The first characterization of the data is to create a table describing the size (memory) and number of lines of each dataset (blogs, news, tweets, and textmine = sampled data). Next bar charts of uni-, bi-, tri-, and quadgrams obtained from the sampled data are displayed.
## Tablulize data
Name <- c("blogs","news","tweets", "textmine")
Size_mb <- c( object_size(blogs), object_size(news), object_size(tweets), object_size(textmine))/1000000
Lines <- c( dim(blogs)[1], dim(news)[1], dim(tweets)[1], dim(textmine)[1])
rawtext_table <- data.frame(Name,Size_mb,Lines)
knitr::kable(rawtext_table)
Name | Size_mb | Lines |
---|---|---|
blogs | 264.1623 | 899288 |
news | 20.4213 | 77259 |
tweets | 325.4791 | 2360148 |
textmine | 23.1800 | 99999 |
## Visualize data
unigram <- within(unigrams, rm(total))
unigram %>%
top_n(20) %>%
mutate(word = reorder(word1, n)) %>%
ggplot(aes(word, n)) +
geom_bar(stat = "identity", fill="red", colour="black") +
xlab(NULL) +
coord_flip()+
ggtitle("Most frequent words in textmine corpus")
## Selecting by n
Again, the above code was implemented for both bi-, tri-, and quad-grams but is omiited/hidden here for readability.
## Selecting by n
## Selecting by n
## Selecting by n
visualizeWordcloud <- function(term, freq, title = "", min.freq = 50, max.words = 200){
mypal <- brewer.pal(8,"Dark2")
wordcloud(words = term,
freq = freq,
colors = mypal,
scale=c(4,.1),
rot.per=.15,
min.freq = min.freq, max.words = max.words,
random.order = FALSE)
}
#par(mfrow = c(1, 2))
visualizeWordcloud(term = unigram$word1, freq = unigram$n)
#visualizeWordcloud(term = bigram$word3, freq = unigram$n)
#par(mfrow = c(1, 2))
#visualizeWordcloud(term = trigram$word4, freq = unigram$n)

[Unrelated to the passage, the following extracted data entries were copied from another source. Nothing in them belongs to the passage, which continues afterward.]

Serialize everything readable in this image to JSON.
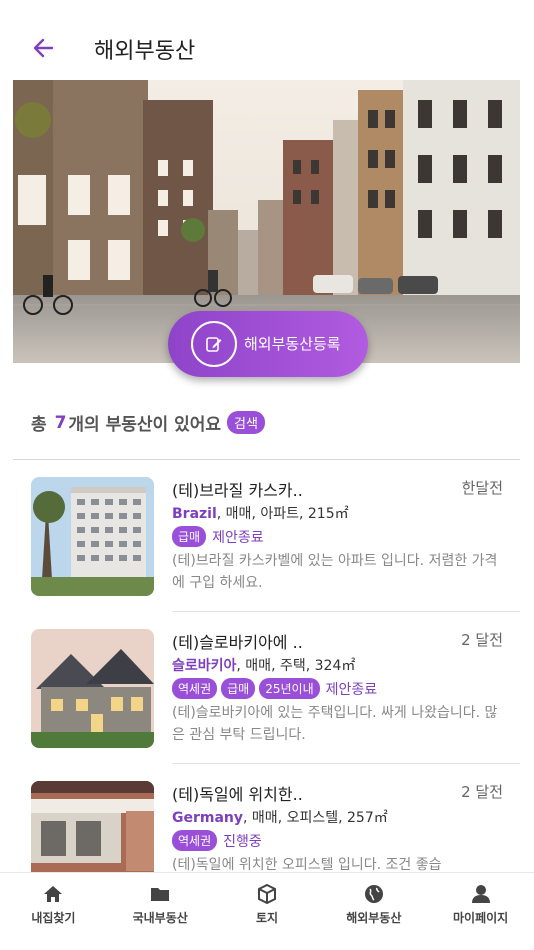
{
  "header": {
    "back_icon": "back-arrow-icon",
    "title": "해외부동산"
  },
  "banner": {
    "image": "european-street-photo",
    "register_label": "해외부동산등록",
    "register_icon": "edit-icon"
  },
  "summary": {
    "prefix": "총",
    "count": "7",
    "suffix": "개의 부동산이 있어요",
    "search_label": "검색"
  },
  "listings": [
    {
      "title": "(테)브라질 카스카..",
      "time": "한달전",
      "country": "Brazil",
      "details": ", 매매, 아파트, 215㎡",
      "tags": [
        "급매"
      ],
      "status": "제안종료",
      "description": "(테)브라질 카스카벨에 있는 아파트 입니다. 저렴한 가격에 구입 하세요."
    },
    {
      "title": "(테)슬로바키아에 ..",
      "time": "2 달전",
      "country": "슬로바키아",
      "details": ", 매매, 주택, 324㎡",
      "tags": [
        "역세권",
        "급매",
        "25년이내"
      ],
      "status": "제안종료",
      "description": "(테)슬로바키아에 있는 주택입니다. 싸게 나왔습니다. 많은 관심 부탁 드립니다."
    },
    {
      "title": "(테)독일에 위치한..",
      "time": "2 달전",
      "country": "Germany",
      "details": ", 매매, 오피스텔, 257㎡",
      "tags": [
        "역세권"
      ],
      "status": "진행중",
      "description": "(테)독일에 위치한 오피스텔 입니다. 조건 좋습"
    }
  ],
  "nav": [
    {
      "label": "내집찾기",
      "icon": "home-icon"
    },
    {
      "label": "국내부동산",
      "icon": "folder-icon"
    },
    {
      "label": "토지",
      "icon": "cube-icon"
    },
    {
      "label": "해외부동산",
      "icon": "globe-icon"
    },
    {
      "label": "마이페이지",
      "icon": "person-icon"
    }
  ],
  "colors": {
    "accent": "#7e3fbf",
    "chip": "#9a4fd9"
  }
}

#visualizeWordcloud(term = quadgram$word5, freq = unigram$n)
Finally, a wordcloud is used to provide intuitive insight.
The code and analysis above is the beginning of building a text prediction App based on N-grams (currently 1, 2, 3, or 4 words). The model will work as follows: The App will check if the inputted text is equivalent to a known N-gram (i.e., previously learned in the textmine corpus), then predict the most appropriate/frequent word.
The following points below will also need to be addressed for implementation.
Finally the above analysis is based upon the removal of stopwords… The App should incorporate these as they are acutally the most common link words used in language.